Object oriented programming could be used here where theme1 is a class or an object instantiated from the class and the functions associated with it are the methods. There are a number of alternatives here including R reference classes (more info via ?ReferenceClasses ), R6 package , proto package , the R.oo package and function scoping (more info via demo("scoping") .

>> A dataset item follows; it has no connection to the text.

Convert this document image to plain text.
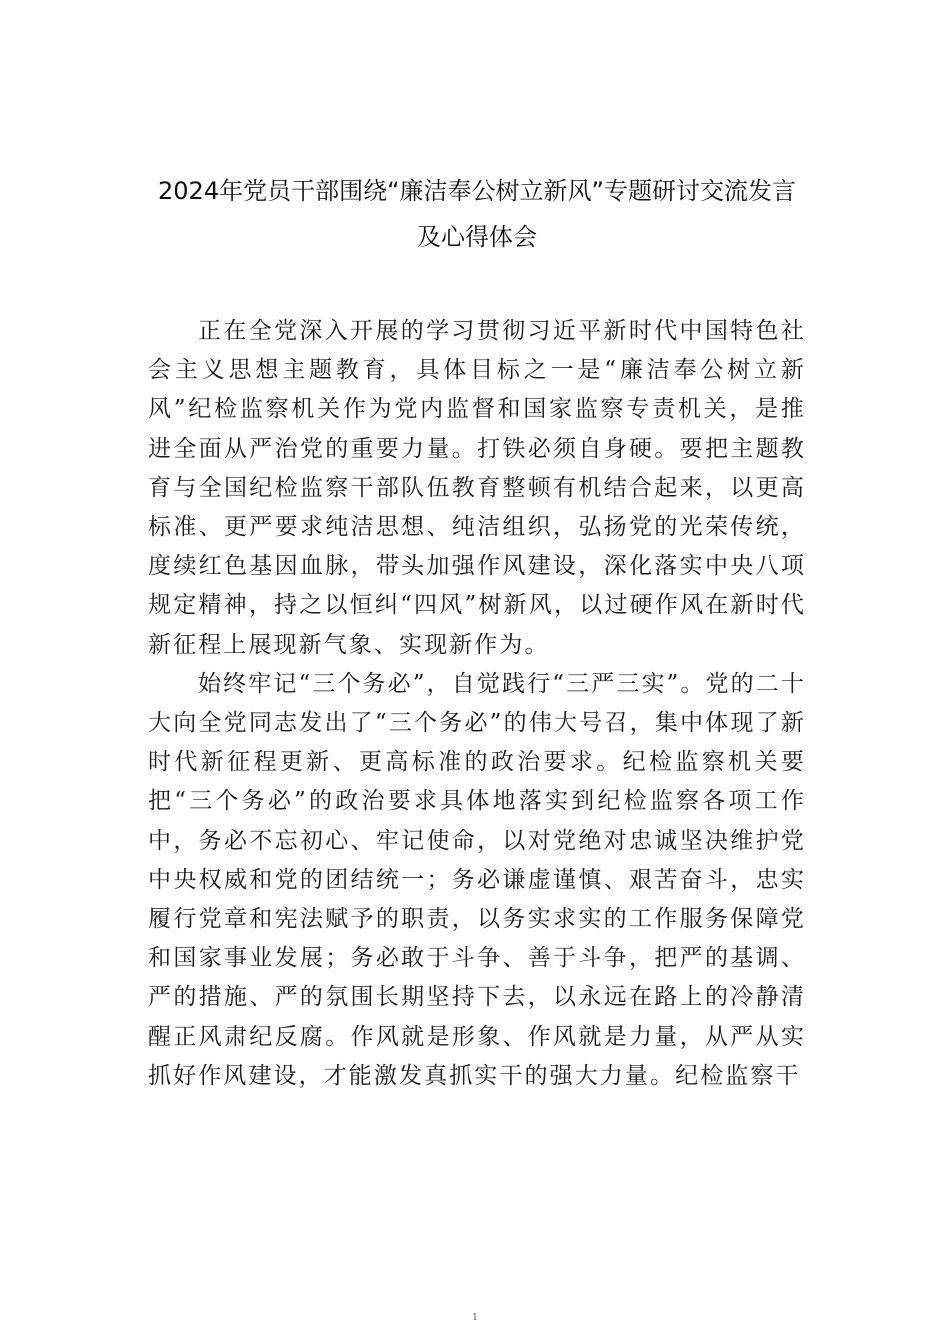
2024年党员干部围绕“廉洁奉公树立新风”专题研讨交流发言及心得体会

正在全党深入开展的学习贯彻习近平新时代中国特色社会主义思想主题教育，具体目标之一是“廉洁奉公树立新风”纪检监察机关作为党内监督和国家监察专责机关，是推进全面从严治党的重要力量。打铁必须自身硬。要把主题教育与全国纪检监察干部队伍教育整顿有机结合起来，以更高标准、更严要求纯洁思想、纯洁组织，弘扬党的光荣传统，度续红色基因血脉，带头加强作风建设，深化落实中央八项规定精神，持之以恒纠“四风”树新风，以过硬作风在新时代新征程上展现新气象、实现新作为。

始终牢记“三个务必”，自觉践行“三严三实”。党的二十大向全党同志发出了“三个务必”的伟大号召，集中体现了新时代新征程更新、更高标准的政治要求。纪检监察机关要把“三个务必”的政治要求具体地落实到纪检监察各项工作中，务必不忘初心、牢记使命，以对党绝对忠诚坚决维护党中央权威和党的团结统一；务必谦虚谨慎、艰苦奋斗，忠实履行党章和宪法赋予的职责，以务实求实的工作服务保障党和国家事业发展；务必敢于斗争、善于斗争，把严的基调、严的措施、严的氛围长期坚持下去，以永远在路上的冷静清醒正风肃纪反腐。作风就是形象、作风就是力量，从严从实抓好作风建设，才能激发真抓实干的强大力量。纪检监察干

1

For example using the proto package:

library(proto)

theme1 <- proto(
  foo = function(.) print("foo"),
  bar = function(.) print("bar")
)

theme1$foo()
## [1] "foo"
theme1$bar()
## [1] "bar"

If it is just a matter of grouping and if you don't need local storage or inheritance then we could even use a list:

theme1 <- list(foo = function() print("foo"),
               bar = function() print("bar"))

theme1$foo()
## [1] "foo"
theme1$bar()
## [1] "bar"

A number of other OO approaches could be used but they involve creating a class which is then used to create a single object (which is an extra step); however, they do support the $ syntax of the question.

Using R6 we have:

library(R6)

Theme1 = R6Class("theme1",
  public = list(
    foo = function() print("foo"),
    bar = function() print("bar")
  )
)

theme1 <- Theme1$new() # generate a Theme1 object

theme1$foo()
## [1] "foo"
theme1$bar()
## [1] "bar"

or using Reference Classes (no packages needed):

setRefClass(
  "Theme1",
  methods = list(
    foo = function() print("foo"),
    bar = function() print("bar")
  )
)

theme1 <- Theme1()  # generate Theme1 object

theme1$foo()
## [1] "foo"
theme1$bar()
## [1] "bar"

or using function scoping (no packages needed):

Theme1 <- function() list(
  foo = function() print("foo"),
  bar = function() print("bar")
)

theme1 <- Theme1()

theme1$foo()
## [1] "foo"
theme1$bar()
## [1] "bar"

Here's an idea of how you could achieve the sublibrary function. In this case we will use it to load a small subsection of ggplot2

sublibrary <- function(theme) {
  subgroups <- 
    list(basic   = list(ggplot = ggplot2::ggplot,
                        aes = ggplot2::aes,
                        geom_line = ggplot2::geom_line,
                        geom_point = ggplot2::geom_point),
        advanced = list(scale_color_manual = ggplot2::scale_color_manual,
                        theme = ggplot2::theme))
  
  attach(list2env(subgroups[[theme]]))
}

This means that without loading an entire package I could do:

sublibrary("basic")

ggplot(iris, aes(Sepal.Length, Petal.Length, color = Species)) +
  geom_point()

In reality, the subgroup object would be stored outside the function, in a list or environment within the package namespace.